Good sex is about freedom, trust, respect, understanding, and—most importantly—communication. Communication! Women admit to complaining to their girlfriends about how “boring” or robotic their man is in the bedroom. They aren’t ashamed, in the confines of a friendship, to admit where sex has gone wrong. Men also aren’t fooling themselves into believing that their wives, who will barely lift their head or open their eyes during sex and are simply waiting for HIS orgasm to end the ‘event,’ are the best sex partners they’ve ever had.
The truth is, if you look to your mind and your fantasies, it’s easy to formulate a plan for an above-average sex life. But sadly, few people will ever express their dissatisfaction to their partner. And even fewer will just tell their partner what they want and how they want it, which is truly the easiest way to increase your libido and sexual quality.

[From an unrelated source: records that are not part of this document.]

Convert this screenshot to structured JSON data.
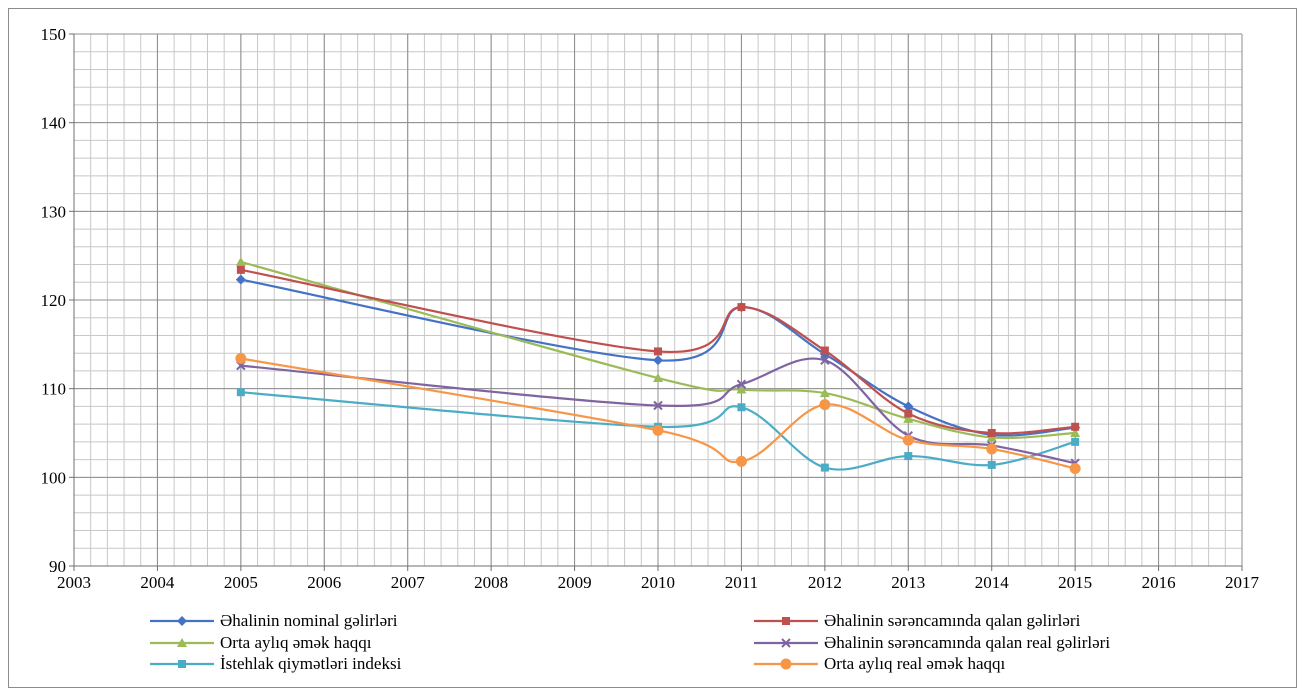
{
  "chart_data": {
    "type": "line",
    "title": "",
    "xlabel": "",
    "ylabel": "",
    "xlim": [
      2003,
      2017
    ],
    "ylim": [
      90,
      150
    ],
    "x_ticks": [
      "2003",
      "2004",
      "2005",
      "2006",
      "2007",
      "2008",
      "2009",
      "2010",
      "2011",
      "2012",
      "2013",
      "2014",
      "2015",
      "2016",
      "2017"
    ],
    "y_ticks": [
      "90",
      "100",
      "110",
      "120",
      "130",
      "140",
      "150"
    ],
    "grid": true,
    "legend_position": "bottom",
    "x": [
      2005,
      2010,
      2011,
      2012,
      2013,
      2014,
      2015
    ],
    "series": [
      {
        "name": "Əhalinin nominal gəlirləri",
        "color": "#4472C4",
        "marker": "diamond",
        "values": [
          122.3,
          113.2,
          119.2,
          113.9,
          108.0,
          104.8,
          105.6
        ]
      },
      {
        "name": "Orta aylıq əmək haqqı",
        "color": "#9BBB59",
        "marker": "triangle",
        "values": [
          124.3,
          111.2,
          109.9,
          109.5,
          106.6,
          104.5,
          105.0
        ]
      },
      {
        "name": "İstehlak qiymətləri indeksi",
        "color": "#4BACC6",
        "marker": "square",
        "values": [
          109.6,
          105.7,
          107.9,
          101.1,
          102.4,
          101.4,
          104.0
        ]
      },
      {
        "name": "Əhalinin sərəncamında qalan gəlirləri",
        "color": "#C0504D",
        "marker": "square",
        "values": [
          123.4,
          114.2,
          119.2,
          114.3,
          107.2,
          105.0,
          105.7
        ]
      },
      {
        "name": "Əhalinin sərəncamında qalan real gəlirləri",
        "color": "#8064A2",
        "marker": "x",
        "values": [
          112.6,
          108.1,
          110.5,
          113.2,
          104.7,
          103.6,
          101.6
        ]
      },
      {
        "name": "Orta aylıq real əmək haqqı",
        "color": "#F79646",
        "marker": "circle",
        "values": [
          113.4,
          105.3,
          101.8,
          108.2,
          104.2,
          103.2,
          101.0
        ]
      }
    ]
  }
}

If your sex life is below average or you’re unhappy in your relationship, experts suggest you look beyond the simple characteristics of a good sexual partner and try to understand what your relationship is lacking. Not what the sex is lacking, but what the relationship is lacking. What would happen if you expressed your dissatisfaction about the quantity or quality of your sex life to your partner? How would your partner react if you told them you were fantasizing about bondage or some other erotic form of a sexual encounter? Truth is, we all have those thoughts, those perversions, and those fantasies, and yet very few are willing to share them within a relationship.

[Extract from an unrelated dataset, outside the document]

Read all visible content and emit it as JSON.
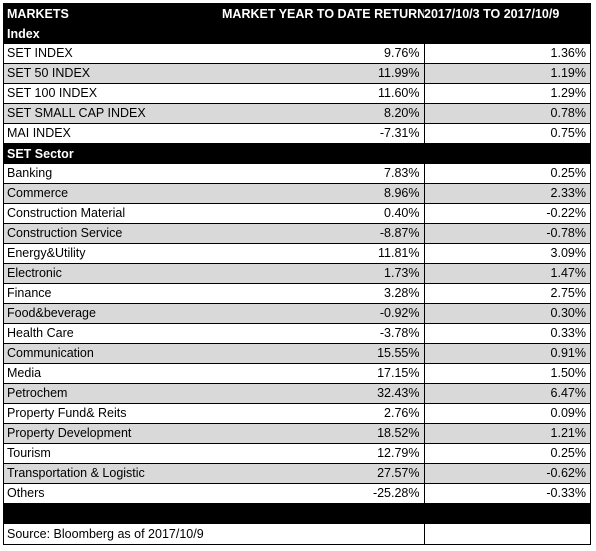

So what happens? Sex becomes less than average—a chore, something on the to-do list that can easily be bumped by any other task. Then, the whole thing snowballs. Feelings get hurt, sex is compromised, and soon you are stuck in the midst of a below-average sex life.
The intent of this article—of asking whether or not you are less than average in the bedroom—isn’t to shed light on your sexual inadequacies. It is simply to open the door to understanding so that you can improve your sex life. Ask yourself how you really feel about your sex life with your partner. Write down an HONEST, open, and completely revealed list of ten things that you would like to see change sexually between you and your partner. Ten things that would make you feel like your sex life is not below average, or even average, but above average. Have your partner do the same thing. Then swap lists and see what changes you can make on the fly, throwing your inhibitions, hang-ups, and resentments out the window so the two of you can connect sexually. And remember, if you’re not going to present ten honest things, there’s no point in even trying.
Listen. If your sex life is below average, it isn’t because just ONE of you is doing something wrong. It doesn’t mean you are a crappy lover, or that your partner is going to leave you. It doesn’t mean that your partner is going to cheat (at least not at first). But it does mean that the two of you need to take proactive steps—starting now, by forwarding this article to your partner—so you can make improvements. Sex is a huge part of life, from the emotional to the physical—and one aspect that is specifically designed for your pleasure and enjoyment. If you’re not taking advantage of sex in your life and settling for a below-average sexual relationship, you’re only cheating yourself.